I’m back from Mobile World Congress, where I was invited by Intel to speak on HTML5 and demo HTML5 as part of their AppUp programme. There, I had a chance to work with alongside Intel’s Daniel Holmlund, who recently released a new playground for HTML5 developers I’m lucky to get to a number of conference and my new year’s resolution is to record more talks with people there, so here’s a quick chat and demo about HTML5 Playground and the AppUp programme.


The playground is similar to what you’ve seen with tools such as JSFiddle, JSBin, Tinker.io, and HTML5Rocks’ own HTML5 Playground, with the key focus here being a “sharing and learning tool” in Daniel’s words. You can see here in the V1 release the pre-fab code snippets are prominent, ie it’s not just a blank slate. There’s also the ability to share code snippets, powered by AddThis.com.

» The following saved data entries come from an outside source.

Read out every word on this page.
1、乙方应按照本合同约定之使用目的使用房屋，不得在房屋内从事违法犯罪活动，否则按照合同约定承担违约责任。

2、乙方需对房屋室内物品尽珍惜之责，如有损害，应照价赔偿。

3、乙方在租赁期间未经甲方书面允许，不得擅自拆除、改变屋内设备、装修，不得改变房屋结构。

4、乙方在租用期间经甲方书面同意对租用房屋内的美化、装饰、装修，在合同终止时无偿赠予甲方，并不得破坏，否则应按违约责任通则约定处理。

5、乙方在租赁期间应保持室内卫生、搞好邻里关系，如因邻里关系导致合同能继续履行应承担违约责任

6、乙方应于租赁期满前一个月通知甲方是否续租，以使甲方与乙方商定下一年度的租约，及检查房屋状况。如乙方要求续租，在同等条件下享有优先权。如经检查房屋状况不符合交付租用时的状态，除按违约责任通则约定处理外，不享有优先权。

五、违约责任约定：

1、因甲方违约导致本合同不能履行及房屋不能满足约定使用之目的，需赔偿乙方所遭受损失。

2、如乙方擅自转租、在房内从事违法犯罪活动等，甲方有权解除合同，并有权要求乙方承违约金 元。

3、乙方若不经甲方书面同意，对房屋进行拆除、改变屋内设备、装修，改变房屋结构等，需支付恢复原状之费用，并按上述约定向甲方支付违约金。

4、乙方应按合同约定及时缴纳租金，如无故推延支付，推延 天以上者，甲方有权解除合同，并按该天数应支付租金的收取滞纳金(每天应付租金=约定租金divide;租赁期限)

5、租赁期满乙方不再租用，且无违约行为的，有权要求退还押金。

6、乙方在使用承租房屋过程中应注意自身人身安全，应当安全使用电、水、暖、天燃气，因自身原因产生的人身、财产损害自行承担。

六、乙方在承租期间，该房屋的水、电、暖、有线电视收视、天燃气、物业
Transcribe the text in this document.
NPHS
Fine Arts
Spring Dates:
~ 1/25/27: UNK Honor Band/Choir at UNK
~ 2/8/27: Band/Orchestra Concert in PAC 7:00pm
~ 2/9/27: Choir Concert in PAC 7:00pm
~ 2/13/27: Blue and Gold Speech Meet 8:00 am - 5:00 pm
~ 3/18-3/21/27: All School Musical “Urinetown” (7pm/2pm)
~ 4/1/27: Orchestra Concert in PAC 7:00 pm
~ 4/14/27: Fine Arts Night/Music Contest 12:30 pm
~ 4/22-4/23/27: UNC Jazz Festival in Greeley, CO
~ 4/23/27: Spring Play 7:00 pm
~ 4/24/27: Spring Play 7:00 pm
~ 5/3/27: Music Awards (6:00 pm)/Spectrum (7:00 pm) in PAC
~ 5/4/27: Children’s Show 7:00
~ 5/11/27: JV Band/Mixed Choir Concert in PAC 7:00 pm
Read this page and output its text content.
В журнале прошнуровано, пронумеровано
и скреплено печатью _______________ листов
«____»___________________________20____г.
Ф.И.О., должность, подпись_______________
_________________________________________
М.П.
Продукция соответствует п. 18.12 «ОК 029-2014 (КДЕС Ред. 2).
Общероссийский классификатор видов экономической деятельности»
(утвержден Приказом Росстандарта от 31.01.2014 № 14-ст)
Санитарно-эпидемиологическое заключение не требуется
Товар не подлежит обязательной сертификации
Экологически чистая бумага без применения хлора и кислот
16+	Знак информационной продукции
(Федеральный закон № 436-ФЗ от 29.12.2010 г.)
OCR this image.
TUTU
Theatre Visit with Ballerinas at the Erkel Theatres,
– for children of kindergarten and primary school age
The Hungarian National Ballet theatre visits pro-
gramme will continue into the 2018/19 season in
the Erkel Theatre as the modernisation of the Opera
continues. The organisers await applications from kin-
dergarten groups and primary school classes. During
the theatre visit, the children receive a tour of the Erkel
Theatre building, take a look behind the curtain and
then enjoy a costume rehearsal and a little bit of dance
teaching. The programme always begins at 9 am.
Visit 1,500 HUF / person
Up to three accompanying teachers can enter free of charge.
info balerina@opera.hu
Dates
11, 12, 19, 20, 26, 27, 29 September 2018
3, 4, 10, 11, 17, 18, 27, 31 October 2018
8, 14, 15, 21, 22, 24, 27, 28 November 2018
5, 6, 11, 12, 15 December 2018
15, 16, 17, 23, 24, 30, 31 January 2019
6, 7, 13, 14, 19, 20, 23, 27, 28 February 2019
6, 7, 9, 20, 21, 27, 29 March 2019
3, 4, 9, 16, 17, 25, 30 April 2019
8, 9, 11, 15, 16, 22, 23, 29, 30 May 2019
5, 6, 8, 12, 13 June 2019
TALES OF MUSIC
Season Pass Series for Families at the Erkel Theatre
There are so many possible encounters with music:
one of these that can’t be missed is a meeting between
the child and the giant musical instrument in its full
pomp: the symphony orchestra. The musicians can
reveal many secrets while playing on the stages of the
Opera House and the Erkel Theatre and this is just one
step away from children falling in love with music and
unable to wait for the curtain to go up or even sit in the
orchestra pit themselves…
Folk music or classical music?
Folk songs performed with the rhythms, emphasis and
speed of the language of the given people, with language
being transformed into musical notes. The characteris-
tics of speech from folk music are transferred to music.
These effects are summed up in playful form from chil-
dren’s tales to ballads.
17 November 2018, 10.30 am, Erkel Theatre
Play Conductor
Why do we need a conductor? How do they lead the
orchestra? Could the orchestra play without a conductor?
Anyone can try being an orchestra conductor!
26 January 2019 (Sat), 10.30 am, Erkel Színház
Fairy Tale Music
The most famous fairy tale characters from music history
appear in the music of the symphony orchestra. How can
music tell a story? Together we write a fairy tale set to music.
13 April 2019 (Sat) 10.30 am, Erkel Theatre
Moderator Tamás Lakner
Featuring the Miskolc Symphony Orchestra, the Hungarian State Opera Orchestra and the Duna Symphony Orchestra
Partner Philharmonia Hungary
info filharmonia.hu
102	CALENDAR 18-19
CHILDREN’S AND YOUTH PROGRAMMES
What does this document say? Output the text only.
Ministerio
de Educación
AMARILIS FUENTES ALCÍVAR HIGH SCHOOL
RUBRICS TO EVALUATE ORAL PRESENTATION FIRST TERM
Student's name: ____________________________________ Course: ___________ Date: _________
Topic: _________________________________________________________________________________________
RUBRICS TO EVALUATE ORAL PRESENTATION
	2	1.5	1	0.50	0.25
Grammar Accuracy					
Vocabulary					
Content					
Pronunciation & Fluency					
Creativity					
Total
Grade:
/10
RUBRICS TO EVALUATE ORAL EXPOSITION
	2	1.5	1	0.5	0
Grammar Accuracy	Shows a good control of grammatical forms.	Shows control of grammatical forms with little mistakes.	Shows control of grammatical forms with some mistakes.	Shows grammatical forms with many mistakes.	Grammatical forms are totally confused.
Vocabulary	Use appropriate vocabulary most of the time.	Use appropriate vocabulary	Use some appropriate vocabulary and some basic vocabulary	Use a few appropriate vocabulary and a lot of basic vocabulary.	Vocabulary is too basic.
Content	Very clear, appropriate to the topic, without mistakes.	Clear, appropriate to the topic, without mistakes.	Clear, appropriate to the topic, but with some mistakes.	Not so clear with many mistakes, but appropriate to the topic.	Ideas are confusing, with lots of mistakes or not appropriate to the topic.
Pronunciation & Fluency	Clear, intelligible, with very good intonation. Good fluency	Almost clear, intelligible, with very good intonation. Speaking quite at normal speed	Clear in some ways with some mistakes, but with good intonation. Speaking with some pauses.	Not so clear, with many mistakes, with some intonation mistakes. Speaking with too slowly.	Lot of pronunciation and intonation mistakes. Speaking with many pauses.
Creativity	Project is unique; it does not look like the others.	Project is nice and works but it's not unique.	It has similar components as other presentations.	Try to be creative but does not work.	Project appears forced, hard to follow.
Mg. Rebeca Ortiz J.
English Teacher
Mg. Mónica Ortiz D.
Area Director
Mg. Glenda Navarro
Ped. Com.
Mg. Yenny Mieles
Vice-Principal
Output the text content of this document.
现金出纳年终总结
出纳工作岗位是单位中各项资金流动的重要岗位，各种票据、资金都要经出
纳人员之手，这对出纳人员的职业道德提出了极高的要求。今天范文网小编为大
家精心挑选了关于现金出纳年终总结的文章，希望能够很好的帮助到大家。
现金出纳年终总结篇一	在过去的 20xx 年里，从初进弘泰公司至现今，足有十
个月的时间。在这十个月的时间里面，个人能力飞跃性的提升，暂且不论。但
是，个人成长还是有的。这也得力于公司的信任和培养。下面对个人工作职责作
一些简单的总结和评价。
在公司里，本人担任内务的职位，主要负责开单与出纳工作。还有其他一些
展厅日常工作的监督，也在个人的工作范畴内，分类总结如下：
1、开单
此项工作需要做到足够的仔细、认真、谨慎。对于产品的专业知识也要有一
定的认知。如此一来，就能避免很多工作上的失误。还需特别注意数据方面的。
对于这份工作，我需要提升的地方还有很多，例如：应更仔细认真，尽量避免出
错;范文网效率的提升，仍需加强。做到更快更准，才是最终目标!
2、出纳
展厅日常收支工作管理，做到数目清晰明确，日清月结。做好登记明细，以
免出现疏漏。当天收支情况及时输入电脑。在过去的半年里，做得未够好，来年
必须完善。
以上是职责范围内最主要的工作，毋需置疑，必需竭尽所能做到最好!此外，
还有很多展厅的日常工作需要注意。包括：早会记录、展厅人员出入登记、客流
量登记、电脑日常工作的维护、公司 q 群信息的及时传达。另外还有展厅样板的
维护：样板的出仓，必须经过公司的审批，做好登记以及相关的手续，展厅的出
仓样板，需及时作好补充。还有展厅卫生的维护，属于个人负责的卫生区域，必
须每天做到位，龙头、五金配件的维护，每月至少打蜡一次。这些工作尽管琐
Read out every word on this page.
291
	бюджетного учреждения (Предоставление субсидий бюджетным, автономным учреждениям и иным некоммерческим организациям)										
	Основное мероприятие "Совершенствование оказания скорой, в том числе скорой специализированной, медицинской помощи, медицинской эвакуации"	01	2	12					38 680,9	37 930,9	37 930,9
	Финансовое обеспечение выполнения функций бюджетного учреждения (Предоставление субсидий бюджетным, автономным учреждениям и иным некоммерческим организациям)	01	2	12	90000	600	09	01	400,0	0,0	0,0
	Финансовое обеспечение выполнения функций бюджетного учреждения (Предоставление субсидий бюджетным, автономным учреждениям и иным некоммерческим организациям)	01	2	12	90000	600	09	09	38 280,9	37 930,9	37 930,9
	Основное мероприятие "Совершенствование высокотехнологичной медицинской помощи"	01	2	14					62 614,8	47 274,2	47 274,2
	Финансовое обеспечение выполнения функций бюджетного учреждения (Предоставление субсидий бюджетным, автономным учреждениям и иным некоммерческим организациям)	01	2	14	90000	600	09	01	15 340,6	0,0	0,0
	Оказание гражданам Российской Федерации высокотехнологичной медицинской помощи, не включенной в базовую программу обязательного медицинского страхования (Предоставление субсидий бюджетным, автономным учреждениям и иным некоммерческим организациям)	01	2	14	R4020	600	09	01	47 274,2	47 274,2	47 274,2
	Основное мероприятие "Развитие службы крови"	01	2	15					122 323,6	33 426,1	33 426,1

My own take on it is coloured by a recent overdose of StackOverflow podcasts and talks, where both founders have impressed on me the critical influence on user expectations wielded by even the most trivial of features. As Joel Spolsky explained at Hacker News London, a UI is not just about attracting the most eyeballs; it’s about setting up first impressions to draw in some people while — if it does its job — repelling others. In other words, it’s about signifying which class of people the site is intended for, much as any social group has multitude signifiers of whether you could be one of them. (A sly comment in one of Joel’s post put me onto The Culture Code a while back. Very relevant topic in this context.)

Back to the billabong, my point being that this playground very much reflects the goals of sharing and learning by (a) prominently including the library of pre-built examples; (b) always showing the Share button (though there’s a good argument to make that even more prominent).

Full disclosure: Intel is a consulting client (there’s no expectation to cover anything Intel-related on this blog, it should be noted). I’ll be sharing details of the slides and video et al from the conference once they’re out in the wild.